Esters – made by yeasts but grape composition affects their production. The esters are actually pretty stable after fermentation, and it’s other things that affect fruity aromas going further down the road. Guillaume found some differences, but not too many.
C13-norisoprenoids, come from the grape as precursors, and fermentation reveals them. These include beta-damascenone and beta-ionone, both important in wine aroma. Blaufrankisch has higher TDN, and much higher vitisin, but they are lower than sensory thresholds. This doesn’t mean they won’t contribute in some way to global aroma, though.
Terpenes and terpenoids are a very important group for plant and wine aroma. At lower levels they can be important in red wine with synergistic effects, giving floral notes in addition to red fruit characters.

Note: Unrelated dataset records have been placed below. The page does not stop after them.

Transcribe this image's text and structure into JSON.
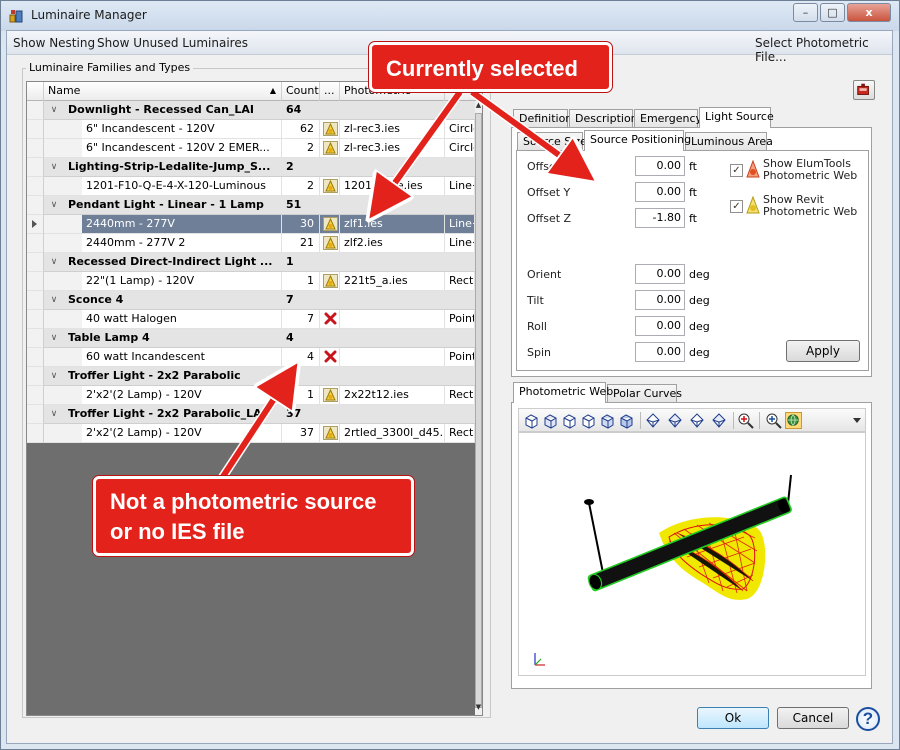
{
  "window": {
    "title": "Luminaire Manager",
    "minimize": "–",
    "maximize": "□",
    "close": "x"
  },
  "menu": {
    "show_nesting": "Show Nesting",
    "show_unused": "Show Unused Luminaires",
    "select_photometric": "Select Photometric File..."
  },
  "families": {
    "group_title": "Luminaire Families and Types",
    "columns": {
      "name": "Name",
      "count": "Count",
      "dots": "...",
      "photometric": "Photometric",
      "shape": ""
    },
    "groups": [
      {
        "name": "Downlight - Recessed Can_LAI",
        "count": "64"
      },
      {
        "name": "Lighting-Strip-Ledalite-Jump_S...",
        "count": "2"
      },
      {
        "name": "Pendant Light - Linear - 1 Lamp",
        "count": "51"
      },
      {
        "name": "Recessed Direct-Indirect Light ...",
        "count": "1"
      },
      {
        "name": "Sconce 4",
        "count": "7"
      },
      {
        "name": "Table Lamp 4",
        "count": "4"
      },
      {
        "name": "Troffer Light - 2x2 Parabolic",
        "count": "1"
      },
      {
        "name": "Troffer Light - 2x2 Parabolic_LAI",
        "count": "37"
      }
    ],
    "types": [
      {
        "name": "6\" Incandescent - 120V",
        "count": "62",
        "file": "zl-rec3.ies",
        "shape": "Circle+..."
      },
      {
        "name": "6\" Incandescent - 120V 2 EMER...",
        "count": "2",
        "file": "zl-rec3.ies",
        "shape": "Circle+..."
      },
      {
        "name": "1201-F10-Q-E-4-X-120-Luminous",
        "count": "2",
        "file": "1201f10qe.ies",
        "shape": "Line+Ph..."
      },
      {
        "name": "2440mm - 277V",
        "count": "30",
        "file": "zlf1.ies",
        "shape": "Line+Ph..."
      },
      {
        "name": "2440mm - 277V 2",
        "count": "21",
        "file": "zlf2.ies",
        "shape": "Line+Ph..."
      },
      {
        "name": "22\"(1 Lamp) - 120V",
        "count": "1",
        "file": "221t5_a.ies",
        "shape": "Rectan..."
      },
      {
        "name": "40 watt Halogen",
        "count": "7",
        "file": "",
        "shape": "Point+S..."
      },
      {
        "name": "60 watt Incandescent",
        "count": "4",
        "file": "",
        "shape": "Point+S..."
      },
      {
        "name": "2'x2'(2 Lamp) - 120V",
        "count": "1",
        "file": "2x22t12.ies",
        "shape": "Rectan..."
      },
      {
        "name": "2'x2'(2 Lamp) - 120V",
        "count": "37",
        "file": "2rtled_3300l_d45...",
        "shape": "Rectan..."
      }
    ]
  },
  "tabs": {
    "main": [
      "Definition",
      "Description",
      "Emergency",
      "Light Source"
    ],
    "sub": [
      "Source Size",
      "Source Positioning",
      "Luminous Area"
    ],
    "view": [
      "Photometric Web",
      "Polar Curves"
    ]
  },
  "positioning": {
    "offset_x": {
      "label": "Offset X",
      "value": "0.00",
      "unit": "ft"
    },
    "offset_y": {
      "label": "Offset Y",
      "value": "0.00",
      "unit": "ft"
    },
    "offset_z": {
      "label": "Offset Z",
      "value": "-1.80",
      "unit": "ft"
    },
    "orient": {
      "label": "Orient",
      "value": "0.00",
      "unit": "deg"
    },
    "tilt": {
      "label": "Tilt",
      "value": "0.00",
      "unit": "deg"
    },
    "roll": {
      "label": "Roll",
      "value": "0.00",
      "unit": "deg"
    },
    "spin": {
      "label": "Spin",
      "value": "0.00",
      "unit": "deg"
    },
    "show_elumtools_line1": "Show ElumTools",
    "show_elumtools_line2": "Photometric Web",
    "show_revit_line1": "Show Revit",
    "show_revit_line2": "Photometric Web",
    "apply": "Apply"
  },
  "footer": {
    "ok": "Ok",
    "cancel": "Cancel",
    "help": "?"
  },
  "callouts": {
    "selected": "Currently selected",
    "not_source_line1": "Not a photometric source",
    "not_source_line2": "or no IES file"
  },
  "colors": {
    "callout": "#e3221c",
    "selection": "#6e7f97",
    "web_red": "#e01010",
    "web_yellow": "#f0e800",
    "fixture_green": "#22cc22"
  }
}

Blaufrankish has higher levels of these terpenes, so what is their sensory impact?
Rose oxide has a distinctive aroma, and Blaufrankisch has more of this than the Bordeaux varieties, at the same level as Pinot. There’s another compound that’s quite newly discovered in wine called nerol oxide, and there are much higher levels in Blaufrankish then the other varieties – 10 times higher – what is the impact of this in wine? It’s quite new. It is still difficult to get the standard to do the experiments.
Finally, there are monoterpenoids, which are much higher in Blaufrankisch. The sensory impact might be with floral notes from synergy with other aromas.